В течение четырех лет я пытался подавить очень сильную привязанность; в какой степени я преуспел, вы должны знать лучше, чем я могу. Обладая быстрым восприятием моральной красоты, я не мог не восхищаться в вас вашей чувствительностью, регулируемой суждением, вашей веселостью, исходящей от радостного сердца, действующего на запасы сильного понимания. Сначала я добровольно приглашал воспоминание об этих качествах в свой разум. Я сделал их постоянным объектом своих грез, но я не питал ни одного чувства, кроме непосредственного удовольствия, связанного с мыслями о вас. Наконец, это стало привычкой. Я очнулся от заблуждения и обнаружил, что невольно вынашивал страсть, которую я чувствовал, что не имею ни силы, ни мужества подавить. Мои ассоциации были безвозвратно сформированы, и ваш образ был смешан с каждой идеей. Я думал о вас непрестанно; но тот дух (если есть дух, который снисходит до того, чтобы записывать одинокие удары моего сердца), тот дух знает, что я думал о вас с чистотой брата. Счастлив был бы я, если бы это было не более чем с братским пылом!

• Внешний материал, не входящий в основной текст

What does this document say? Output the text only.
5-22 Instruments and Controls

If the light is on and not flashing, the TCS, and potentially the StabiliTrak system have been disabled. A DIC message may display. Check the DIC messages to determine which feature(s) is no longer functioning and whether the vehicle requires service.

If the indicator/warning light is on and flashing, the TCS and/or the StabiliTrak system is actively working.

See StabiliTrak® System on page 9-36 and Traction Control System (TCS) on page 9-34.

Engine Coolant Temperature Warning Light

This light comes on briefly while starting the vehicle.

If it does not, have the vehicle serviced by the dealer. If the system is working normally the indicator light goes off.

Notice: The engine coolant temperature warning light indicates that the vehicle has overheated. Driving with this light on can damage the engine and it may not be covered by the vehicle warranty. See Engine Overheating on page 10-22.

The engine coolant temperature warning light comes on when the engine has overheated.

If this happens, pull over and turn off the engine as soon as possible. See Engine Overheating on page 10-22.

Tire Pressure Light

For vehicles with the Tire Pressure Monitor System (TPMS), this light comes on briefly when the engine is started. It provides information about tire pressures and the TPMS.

Человек зависимого состояния, пока он лелеет привязанность, совершает акт самоубийства своего счастья. У меня не было никакого положения. Мои взгляды были очень далекими; я видел, что вы относились ко мне лишь с добротой сестры. Какие ожидания я мог сформировать? Я не формировал никаких ожиданий. Я все время решал подавить тревожную страсть; все же какое-то необъяснимое внушение парализовало мои усилия, и я цеплялся с отчаянной нежностью за этот фантом любви, его таинственные влечения и безнадежные перспективы. Это была слабая и безлунная надежда! [95] Все же она успокаивала мое одиночество многими восхитительными грезами. Это была слабая и безлунная надежда! Все же я лелеял ее в своей груди с агонией привязанности, даже как мать своего болезненного младенца. Но это отравленные роскоши больной фантазии. Исполните, Мэри, эту мою первую, мою последнюю просьбу и верните меня к реальности, какой бы мрачной она ни была. Печальным и полным тяжести будет это известие; мое сердце умрет во мне. Я, однако, приму его с более твердой покорностью от вас самой, чем если бы оно было объявлено мне (возможно, в день вашей свадьбы!) незнакомцем. Исполните мою просьбу; я не потревожу ваш покой даже взглядом недовольства, тем более я не оскорблю ваш слух нытьем эгоистичной чувствительности. Через несколько месяцев я поступлю в Темпл и там буду искать забывчивого спокойствия, где только его можно найти, в непрерывной и полезной деятельности.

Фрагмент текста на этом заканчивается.